As I continue to work on my four elements project I have started to think about how to represent the concept of air. Initially, my thought was to have the air be represented by smoke. The ever changing shapes within the smoke seemed like an interesting opportunity to work with patterns and textures. I also have never photographed smoke before and thought it would provide a new learning challenge.

I setup the studio to be very similar to what I did with the match images. I continued to use a black seamless background in keeping with the visual continuity of the project up to this point. I worked with very little ambient light. This was done mostly to help offset a limitation in my setup. My shooting table is very shallow (thinking about inverse square laws) and I wanted to make sure I had a rich black background. In order to help offset a very short table that limited the distance from the light source to the background I tried to limit the ambient light as much as possible.

The smoke was generated using incense. Incense is slow burning and continuously releases smoke that provided me with a chance to really work on getting my lighting, colors and exposures all tested without having to rush the process.  I knew that depending on how hard I blew into the smoke stream the distance with the smoke, lens, flash and background would all be impacted and potentially changing exposure, focus and lighting needs. After a few test images, I did quickly learned a few things. First, I need to flag off the flash to keep as much stray strobe light from falling on the background as possible. Secondly, I found that focus was a challenge because the light wind (me blowing into the smoke to change the pattern) would really change the focal point. To compensate, I would periodically wait for a single smoke stream and place my finger in the middle of the stream to reestablish focus. That little trick really made it easier to get more in focus shots. I had assumed I would use a shallow depth of field, approximately f/5.6, but I move quickly to f/11 or f/16 to expand the depth of field. Even though I knew the smoke would be inherently soft in parts of the image–it is smoke after all, I did want to make sure that there was a least something in sharp focus in most images to land the viewers eye in the chaos of the random patterns.

To impact the color of the smoke, I used a set of Strobist Rosco Gels on Nikon Sb-900s. Each color was selected in consideration of the mood and associations we make with colors.

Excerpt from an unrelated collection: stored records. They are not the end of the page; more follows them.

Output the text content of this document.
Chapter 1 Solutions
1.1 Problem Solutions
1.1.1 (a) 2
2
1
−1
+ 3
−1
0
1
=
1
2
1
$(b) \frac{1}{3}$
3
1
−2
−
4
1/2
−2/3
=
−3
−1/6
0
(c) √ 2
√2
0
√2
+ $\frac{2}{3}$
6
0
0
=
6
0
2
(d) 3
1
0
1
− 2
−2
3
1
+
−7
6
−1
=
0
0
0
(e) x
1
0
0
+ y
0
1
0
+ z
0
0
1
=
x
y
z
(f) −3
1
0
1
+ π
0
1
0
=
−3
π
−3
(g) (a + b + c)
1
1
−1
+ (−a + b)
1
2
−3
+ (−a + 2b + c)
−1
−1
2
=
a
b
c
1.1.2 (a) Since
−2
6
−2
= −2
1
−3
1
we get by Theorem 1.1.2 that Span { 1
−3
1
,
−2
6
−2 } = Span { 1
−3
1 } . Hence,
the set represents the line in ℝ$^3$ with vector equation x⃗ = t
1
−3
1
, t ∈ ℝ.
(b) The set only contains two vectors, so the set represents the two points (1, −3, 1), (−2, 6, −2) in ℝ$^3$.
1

The most exciting part of this type of shooting is that you can’t know what the smoke is actually doing until the flash fires. Each image is in some ways a happy accident that may or may not work, appear in the frame, or have a tone, pattern or a structure that works.  Once I got into a rhythm, I was able to get a set of images that I really feel started to develop the sense of mood and meaning that I am looking for in this project.



I did find something in the process that gave me a cause for concern. I thought I was getting hot spots on the images from the camera sensor. As the shoot progressed,  there were a number of images that showed little specs of color in the black areas of the frame. My first thought jumped to hot spots because they were too pronounced to be noise, but I was shooting a fast shutter speed and didn’t appear in all the images, so I was a bit perplexed. Bringing the images into post-production I ran noise reduction software on them, used a dark slide technique to remove hot spots, but neither of those really did much to fix the problem.

A zoom into 400% in Lightroom showed that these were not in fact hot spots but the result of the smoke, ash and soot from the incense floating around. Here are two of the more interesting spots where you can see  a corkscrew and a bulls-eye target.

With that knowledge in hand, I went back through all the images in the order shot and it is really easy to see that the more and more incense that was burned was directly related to the number of particulates appearing in the images. In hindsight I should have guessed that something like this might have been come up, but it never occurred to me. Hopefully I can keep this in mind for the future and that it can help prevent the issue for someone else if they undertake similar work.

All images were taken using a Sigma 105mm Macro lens (157mm equivalent) on a Nikon D300s. All images were captured on Lexar UDMA 300x cards and processed in Lightroom 3.